Are PAGCOR Casinos Overpriced?

The Philippine Gaming and Amusement Corp. has announced plans to sell off its portfolio of 40-plus casinos and serve only as a gaming regulator. But sticker shock may discourage buyers, say analysts at Morgan Stanley.

Are PAGCOR Casinos Overpriced?

Plans by the Philippine Gaming and Amusement Corp. (PAGCOR) to sell off its branded casinos and satellites has received a lukewarm response from analysts at Morgan Stanley, mostly because of the price.

According to GGRAsia, Alejandro Tengco, PAGCOR’s chairman and CEO, said the body hopes to bring in PHP80 billion (US$1.47 billion) from the sale of its casino assets. The Morgan Stanley team said the asking price is “too high and buying interest could be low.”

Some lawmakers have criticized the agency for maintaining a dual role as both regulator and operator, which they contend is an inherent conflict of interest. PAGCOR runs 42 casinos, 10 under the Casino Filipino brand in addition to 32 satellites.

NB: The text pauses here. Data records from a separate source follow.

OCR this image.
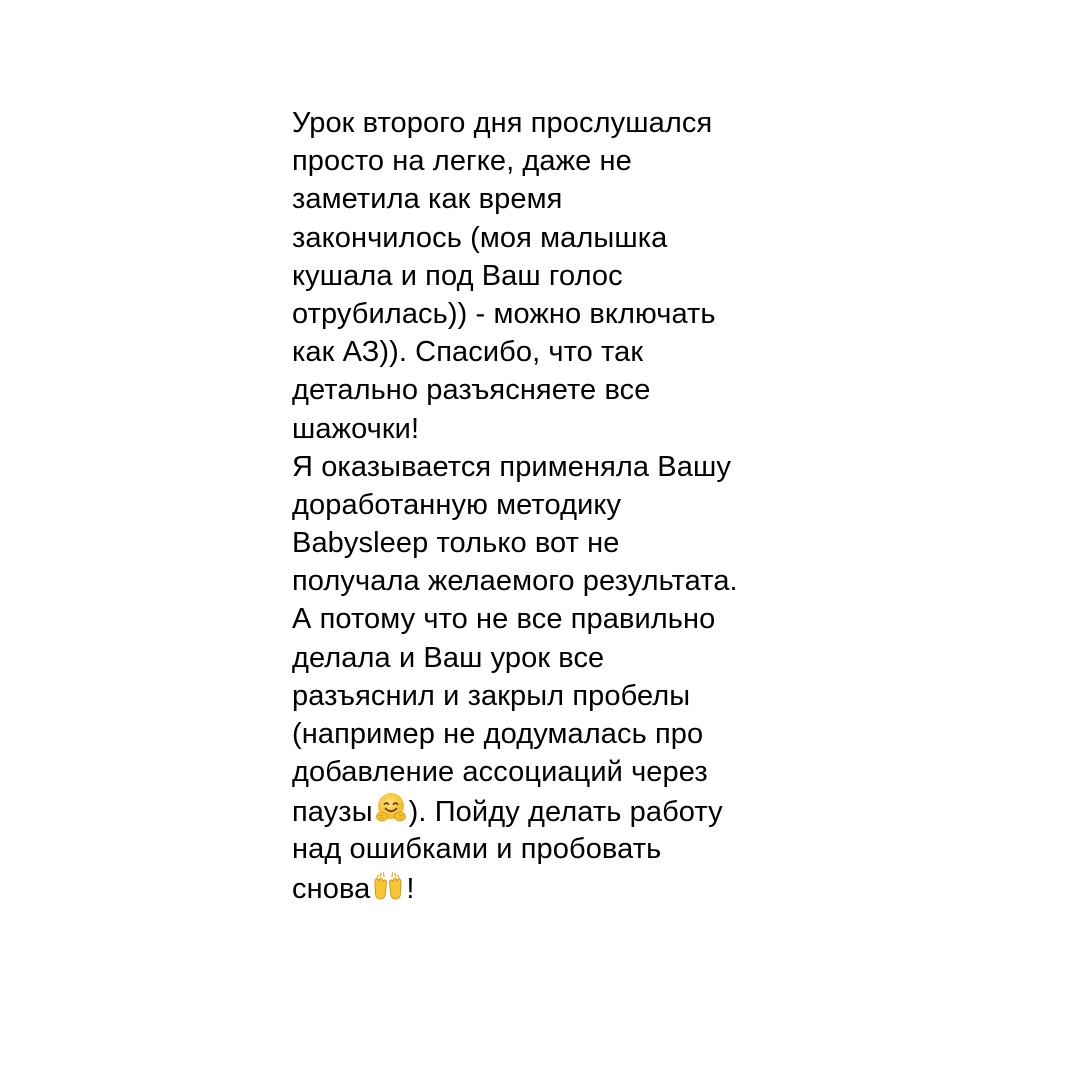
Урок второго дня прослушался
просто на легке, даже не
заметила как время
закончилось (моя малышка
кушала и под Ваш голос
отрубилась)) - можно включать
как АЗ)). Спасибо, что так
детально разъясняете все
шажочки!
Я оказывается применяла Вашу
доработанную методику
Babysleep только вот не
получала желаемого результата.
А потому что не все правильно
делала и Ваш урок все
разъяснил и закрыл пробелы
(например не додумалась про
добавление ассоциаций через
паузы ). Пойду делать работу
над ошибками и пробовать
снова !
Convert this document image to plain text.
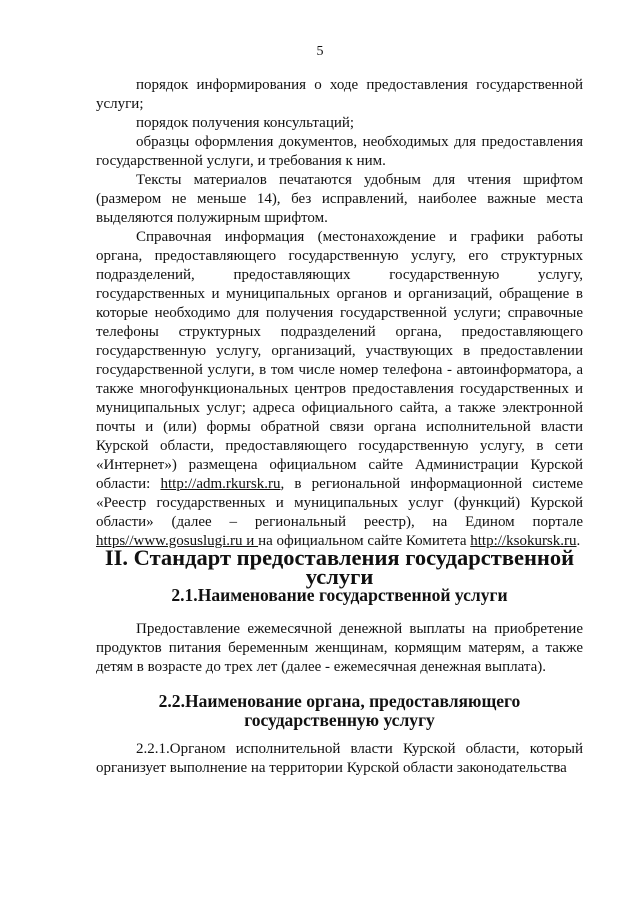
5

порядок информирования о ходе предоставления государственной услуги;

порядок получения консультаций;

образцы оформления документов, необходимых для предоставления государственной услуги, и требования к ним.

Тексты материалов печатаются удобным для чтения шрифтом (размером не меньше 14), без исправлений, наиболее важные места выделяются полужирным шрифтом.

Справочная информация (местонахождение и графики работы органа, предоставляющего государственную услугу, его структурных подразделений, предоставляющих государственную услугу, государственных и муниципальных органов и организаций, обращение в которые необходимо для получения государственной услуги; справочные телефоны структурных подразделений органа, предоставляющего государственную услугу, организаций, участвующих в предоставлении государственной услуги, в том числе номер телефона - автоинформатора, а также многофункциональных центров предоставления государственных и муниципальных услуг; адреса официального сайта, а также электронной почты и (или) формы обратной связи органа исполнительной власти Курской области, предоставляющего государственную услугу, в сети «Интернет») размещена официальном сайте Администрации Курской области: http://adm.rkursk.ru, в региональной информационной системе «Реестр государственных и муниципальных услуг (функций) Курской области» (далее – региональный реестр), на Едином портале https//www.gosuslugi.ru и на официальном сайте Комитета http://ksokursk.ru.

II. Стандарт предоставления государственной услуги
2.1.Наименование государственной услуги

Предоставление ежемесячной денежной выплаты на приобретение продуктов питания беременным женщинам, кормящим матерям, а также детям в возрасте до трех лет (далее - ежемесячная денежная выплата).

2.2.Наименование органа, предоставляющего государственную услугу

2.2.1.Органом исполнительной власти Курской области, который организует выполнение на территории Курской области законодательства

According to Inside Asian Gaming, gross gaming revenues (GGR) from PAGCOR-operated casinos reached PHP4.83 billion (US$88 million) in the fourth quarter of 2022, up from PHP4.63 billion (US$85 million) in the third quarter, but well short of the PHP9.17 billion (US$169 million) generated in the fourth quarter of 2019.

Praveen Choudhary, Dan Chee, Jeffrey Mak and Gareth Leung of Morgan Stanley said the potential sell-off price “would imply 11 times” enterprise value to EBITDA, “assuming a 20 percent margin on PAGCOR’s 2019 GGR of PHP37 billion, and that the assets are free of debt.”

The casino sector is important to the local economy, employing an estimated 27,000 workers in 2020, according to government data.